| name | code |
| description | Use BEFORE generating, refactoring, reviewing, or debugging code. Trigger phrases include "write a function/script/class for X", "review this code/diff/PR", "refactor this", "debug this error", "is this implementation correct", "what's wrong with this code", "improve this code", "translate from X to Y", or any prompt with a code block the user wants you to act on. Also fires when planning architectural changes, picking algorithms or data structures, or evaluating dependency upgrades. Calls the code MCP tool to retrieve an engineering scaffold (failure pattern, procedure, correct-pattern example, verification step) before generating.
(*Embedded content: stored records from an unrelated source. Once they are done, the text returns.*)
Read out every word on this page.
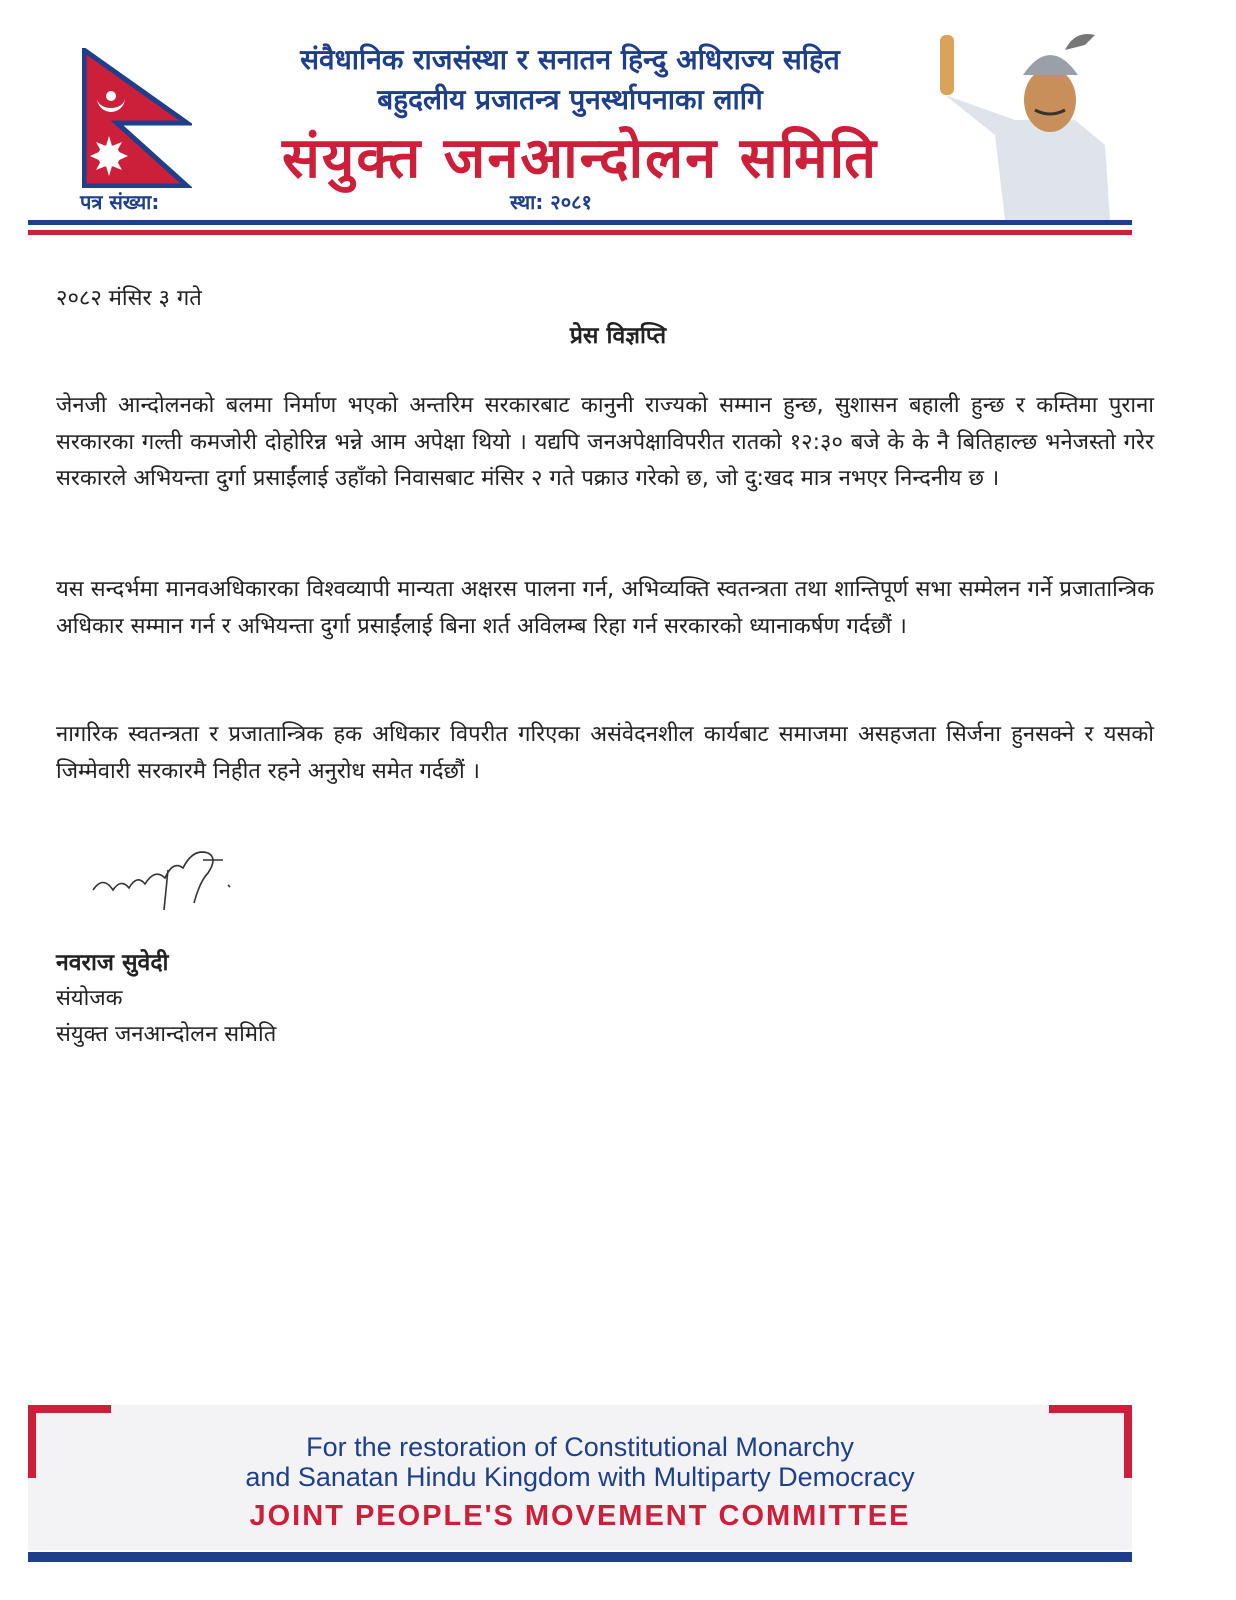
संवैधानिक राजसंस्था र सनातन हिन्दु अधिराज्य सहित
बहुदलीय प्रजातन्त्र पुनर्स्थापनाका लागि
संयुक्त जनआन्दोलन समिति
पत्र संख्या:	स्था: २०८१
२०८२ मंसिर ३ गते
प्रेस विज्ञप्ति
जेनजी आन्दोलनको बलमा निर्माण भएको अन्तरिम सरकारबाट कानुनी राज्यको सम्मान हुन्छ, सुशासन बहाली हुन्छ र कम्तिमा पुराना सरकारका गल्ती कमजोरी दोहोरिन्न भन्ने आम अपेक्षा थियो । यद्यपि जनअपेक्षाविपरीत रातको १२:३० बजे के के नै बितिहाल्छ भनेजस्तो गरेर सरकारले अभियन्ता दुर्गा प्रसाईंलाई उहाँको निवासबाट मंसिर २ गते पक्राउ गरेको छ, जो दु:खद मात्र नभएर निन्दनीय छ ।
यस सन्दर्भमा मानवअधिकारका विश्वव्यापी मान्यता अक्षरस पालना गर्न, अभिव्यक्ति स्वतन्त्रता तथा शान्तिपूर्ण सभा सम्मेलन गर्ने प्रजातान्त्रिक अधिकार सम्मान गर्न र अभियन्ता दुर्गा प्रसाईंलाई बिना शर्त अविलम्ब रिहा गर्न सरकारको ध्यानाकर्षण गर्दछौं ।
नागरिक स्वतन्त्रता र प्रजातान्त्रिक हक अधिकार विपरीत गरिएका असंवेदनशील कार्यबाट समाजमा असहजता सिर्जना हुनसक्ने र यसको जिम्मेवारी सरकारमै निहीत रहने अनुरोध समेत गर्दछौं ।
नवराज सुवेदी
संयोजक
संयुक्त जनआन्दोलन समिति
For the restoration of Constitutional Monarchy
and Sanatan Hindu Kingdom with Multiparty Democracy
JOINT PEOPLE'S MOVEMENT COMMITTEE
Catches hallucinated APIs, lost edge cases, premature algorithm commitment, silent contract violations, refactors that change behavior masked by passing tests. Do NOT trigger for pure code reading with no action requested, simple syntax questions, file system operations, running existing tests, or confirming an existing pattern is fine. |
| allowed-tools | mcp__ejentum__code |
| version | 1.0.0 |
| author | Ejentum <info@ejentum.com> |
| license | MIT |
| compatibility | Requires the ejentum-mcp MCP server installed and EJENTUM_API_KEY env var set. Free and paid tiers at ejentum.com. |
| tags | ["community","ai-tools","code-review","cognitive-scaffold","mcp"] |
Code Harness
When this skill triggers, call the code tool from the ejentum MCP server. Pass a 1-2 sentence framing of WHAT you are coding or reviewing as the query argument. Include the failure risk to avoid where possible.
Good query: review a Python refactor that converts raise UserNotFound to silent default return; tests still pass
Bad query: look at this code
The tool returns a structured scaffold containing:
[CODE FAILURE]: engineering failure pattern to avoid
[ENGINEERING PROCEDURE]: steps to follow
[REASONING TOPOLOGY]: decision flow
[CORRECT PATTERN]: shape correct code should take
[VERIFICATION]: self-check
Amplify: and Suppress: signals
Absorb internally. Do NOT echo bracket labels in the user-facing reply. Apply the scaffold's failure-pattern check against your draft before responding; if your code exhibits the named failure, rewrite.
If the API is unreachable, proceed with native engineering. The scaffold enhances; it is not a hard dependency.
Latency cost: ~1 second. Benefit: catches the kinds of behavioral changes and silent contract violations that look plausible but break under real conditions.